More than seven million people die globally from direct tobacco use annually. Another estimated 1.2 million non-smokers die as a result of exposure to second-hand smoke.
The use of tobacco has been identified as a key health risk factor shared by all the four leading non-communicable diseases (NCDs) namely cardiovascular, cancer, diabetes and chronic respiratory diseases.
As a response, the global community adopted the World Health Organisation (WHO) Framework Convention on Tobacco Control (FCTC) in 2005 “to reduce continually and substantially the prevalence of tobacco use and exposure to tobacco smoke.”
One of the key components of the framework is the requirement to raise taxes on tobacco use. Although progress has been made in the more developed nations, African countries face a daunting task to reduce tobacco use. One thorny issue is the proliferation of new tobacco products designed to evade tobacco taxes and thus undermine the control of the use of tobacco.
Initially, these products included shisha and e-cigarettes.

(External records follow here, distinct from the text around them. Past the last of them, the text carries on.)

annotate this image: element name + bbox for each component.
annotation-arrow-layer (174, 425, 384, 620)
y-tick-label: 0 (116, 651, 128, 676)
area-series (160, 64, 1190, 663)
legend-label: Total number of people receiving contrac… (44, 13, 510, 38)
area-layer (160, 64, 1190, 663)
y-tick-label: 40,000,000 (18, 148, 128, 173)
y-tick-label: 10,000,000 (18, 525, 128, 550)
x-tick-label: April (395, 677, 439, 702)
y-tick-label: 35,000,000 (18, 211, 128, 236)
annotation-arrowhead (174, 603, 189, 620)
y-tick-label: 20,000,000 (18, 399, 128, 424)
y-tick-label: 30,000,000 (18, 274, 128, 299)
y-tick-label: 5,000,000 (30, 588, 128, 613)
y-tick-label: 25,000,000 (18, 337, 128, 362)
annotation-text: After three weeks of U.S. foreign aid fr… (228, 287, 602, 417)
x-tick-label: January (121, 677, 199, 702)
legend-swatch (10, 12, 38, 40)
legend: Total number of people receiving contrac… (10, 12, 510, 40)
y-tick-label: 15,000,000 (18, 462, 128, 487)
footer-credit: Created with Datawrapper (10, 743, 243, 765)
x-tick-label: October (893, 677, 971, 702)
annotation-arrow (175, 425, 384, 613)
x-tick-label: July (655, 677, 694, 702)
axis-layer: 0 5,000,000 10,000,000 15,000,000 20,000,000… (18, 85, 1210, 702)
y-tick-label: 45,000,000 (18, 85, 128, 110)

Some countries like Kenya have since moved to update their tax laws to apply specific taxes to these products.
Even as countries are playing catch-up, the tobacco industry has taken a step forward and is now introducing newer products in the market.
A recent example is the introduction of nicotine pouches in Africa, which is described as a smokeless tobacco product.
One common product is called LYFT, which is a nicotine pouch. LYFT was introduced in Kenya in the last quarter of 2019 and was registered in Kenya as a pharmaceutical drug and hence not subject to the excise tax that is normally imposed on tobacco. The nicotine pouches do not meet the descriptions of what a ‘poison’ is as prescribed in Kenya’s Pharmacy and Poisons Act.
The product is easily found in supermarkets and local shops and the current absence of age restrictions exposes children to a potentially addictive product.
In Africa, it is common for the new tobacco products to be declared as food or even pharmaceutical products during importation.
It is apparent from these experiences that African Tobacco Control stakeholders should be wary of new tobacco industry products since there is no independent testing of their constituents nor biomarkers of their effects.
In addition, there is no research analysing their nicotine delivery. As part of its remedial measures, Kenya needs to prohibit the introduction of new tobacco products containing nicotine.
The governments and other stakeholders should enhance the capacity of tax authorities and administrators through continuous sensitisation and training.